The Golgi Reorganization Seems to Be First
The Golgi fragmentation and displacement, as also demonstrated in our previous study (Karleuša et al., 2018), is one of the earliest landmarks of membranous system reorganization during MCMV infection, evident already 4–5 h after infection. The Golgi fragmentation is also apparent in HCMV infected cells approx. 2 days after infection (Rebmann et al., 2016; Taisne et al., 2019) and may be an initial step in the formation of the AC, as suggested by Rebmann et al. (2016). It may result in unlinking the Golgi non-compact region and dysregulation of linker compartments (the ERC and the IC), as it occurs during mitosis and cell migration (Saraste and Prydz, 2019). Although our study was focused on EE-ERC-TGN interface markers, over-recruitment of Rab41 at membranes of the inner AC, a small GTPase that acts at the IC-Golgi interface (Liu et al., 2016), suggests that both linker compartments could be sequentially reorganized during CMV infection. In accordance with this could be the observation of enhanced recruitment of LC3, which correlates with increased recruitment of Rab41 in the inner AC, in MCMV (this study), and HCMV infected cells (Taisne et al., 2019).
LE/LRO System Is Out of the AC in MCMV Infected Cells
In contrast to the observations in HCMV infected cells (Cepeda et al., 2010; Fraile-Ramos et al., 2010; Das and Pellett, 2011; Jean Beltran et al., 2016Taisne et al., 2019), MCMV infection does not relocate CD63 and Lamp1, LE and LRO markers, to AC and PrAC. In this study, we also tested several markers that may define LE subsets, and none of them was found at the inner AC and PrAC area, indicating that MCMV infection segregates EE-ERC-TGN from the LE/LRO system. This was demonstrated by the segregation of Rab9a-positive membranes into two subsets, one within the inner AC and one outside the AC. Rab9a has been shown to act at the EE-TGN interface (Kucera et al., 2016) and to define a subset of LEs (Barbero et al., 2002).
A Mixture of Membrane Intermediates May Be Required for Secondary Envelopment
Heterogeneous membrane domains of the AC derived at the EE-ERC-TGN interface may ensure a proper environment for the final stage in CMV assembly, the secondary envelopment. Lessons from alpha-herpesviruses suggest that the secondary envelopment does not occur at the site of a high concentration of viral glycoproteins but rather at an endosomal compartment (Johns et al., 2014). The existing knowledge about beta-herpesvirus composition suggests that membranous compartment appropriate for secondary envelopment should ensure several properties. First, membranes should provide a proper biophysical environment and machinery required for budding membrane away from the cytoplasm and fission of the membrane into the virion envelope. This “reverse topology” mechanism (Schöneberg et al., 2017) requires PI3P domains, conversion of PI3P into the PI(3,5)P2 by PIKFyve, activation of the ESCRT pathway, and termination by recruitment of Vps24 (Votteler and Sundquist, 2013). All of these requirements are the property of EE membranes, which are highly enriched within the PrAC/AC and appear to be significantly retarded, as indicated by the over-recruitment of Hrs/HGS, PIKFyve, and Vps24, suggesting that PrAC/AC accumulate reverse-topology permissive membranes.

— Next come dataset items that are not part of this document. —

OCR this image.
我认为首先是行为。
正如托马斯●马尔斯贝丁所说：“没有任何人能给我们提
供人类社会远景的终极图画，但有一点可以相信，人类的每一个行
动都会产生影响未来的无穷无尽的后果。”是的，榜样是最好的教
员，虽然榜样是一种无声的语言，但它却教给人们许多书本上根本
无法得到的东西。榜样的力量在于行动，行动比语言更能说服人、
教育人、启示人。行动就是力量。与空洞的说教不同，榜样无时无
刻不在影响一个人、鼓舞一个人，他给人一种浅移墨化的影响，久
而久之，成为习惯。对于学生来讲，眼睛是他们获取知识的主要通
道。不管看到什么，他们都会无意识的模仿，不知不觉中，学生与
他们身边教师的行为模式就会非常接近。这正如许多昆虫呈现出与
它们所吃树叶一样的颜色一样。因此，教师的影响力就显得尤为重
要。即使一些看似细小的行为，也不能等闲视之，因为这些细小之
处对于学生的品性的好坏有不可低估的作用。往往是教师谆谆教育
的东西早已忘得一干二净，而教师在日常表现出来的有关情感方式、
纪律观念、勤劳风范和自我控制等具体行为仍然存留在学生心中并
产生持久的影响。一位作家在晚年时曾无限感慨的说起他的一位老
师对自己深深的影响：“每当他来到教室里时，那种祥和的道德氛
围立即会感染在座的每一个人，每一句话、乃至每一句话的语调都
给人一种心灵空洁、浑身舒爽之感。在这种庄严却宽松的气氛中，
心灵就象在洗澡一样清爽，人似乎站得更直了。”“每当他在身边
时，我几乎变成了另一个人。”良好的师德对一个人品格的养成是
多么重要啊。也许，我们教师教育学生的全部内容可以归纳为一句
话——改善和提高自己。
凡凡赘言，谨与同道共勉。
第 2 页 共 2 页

Second, CMV envelope proteins should be sorted by cargo-sorting mechanisms and transported via the TGN-to-EE route from PI4P-rich TGN membranes (Marcelić et al., unpublished) toward reverse-topology permissive membranes to meet a proper environment, as described for alpha-herpesviruses (Johns et al., 2014). Third, topological features of a membranous compartment for successful envelopment could require large membrane surface-area-to-volume ratio and association with microtubule and actin tracks that ensure forces for scission required for virion egress. These are properties of tubular domains that characterize ERC and TGN. Fourth, membranes for envelopment should provide an appropriate lipid composition. It is reasonable to believe that MCMV will build a similar lipidome composition of infectious virions as HCMV, including threefold reduction of PS and twofold enrichment in PE (Liu et al., 2011) and that development of the secondary envelopment foci will also include lipidome remodeling. Therefore, the envelopment may be expected at membranes capable of concentrating PS decarboxylase, known to be enriched at TGN (Schuiki and Daum, 2009).
Altogether, none of the EE-, ERC-, and TGN-derived membranous compartments can provide a proper composition for envelopment. Thus, it is possible that, through inhibition of membrane flow at the EE-ERC-TGN interface, CMV infection generates a mixture of membranous intermediates and CMV capsids associate with membranes until they create a proper environment for the envelopment. Alternatively, the diverse tubular membrane domains formed at the EE-ERC-TGN interface that undergo slow transition within the inner AC could include intermediary forms that can mix cargo and molecular machinery, and some of these intermediary forms could have an adequate composition for the secondary envelopment. Studies with tagged beta-herpesvirus capsids are essential to address this issue.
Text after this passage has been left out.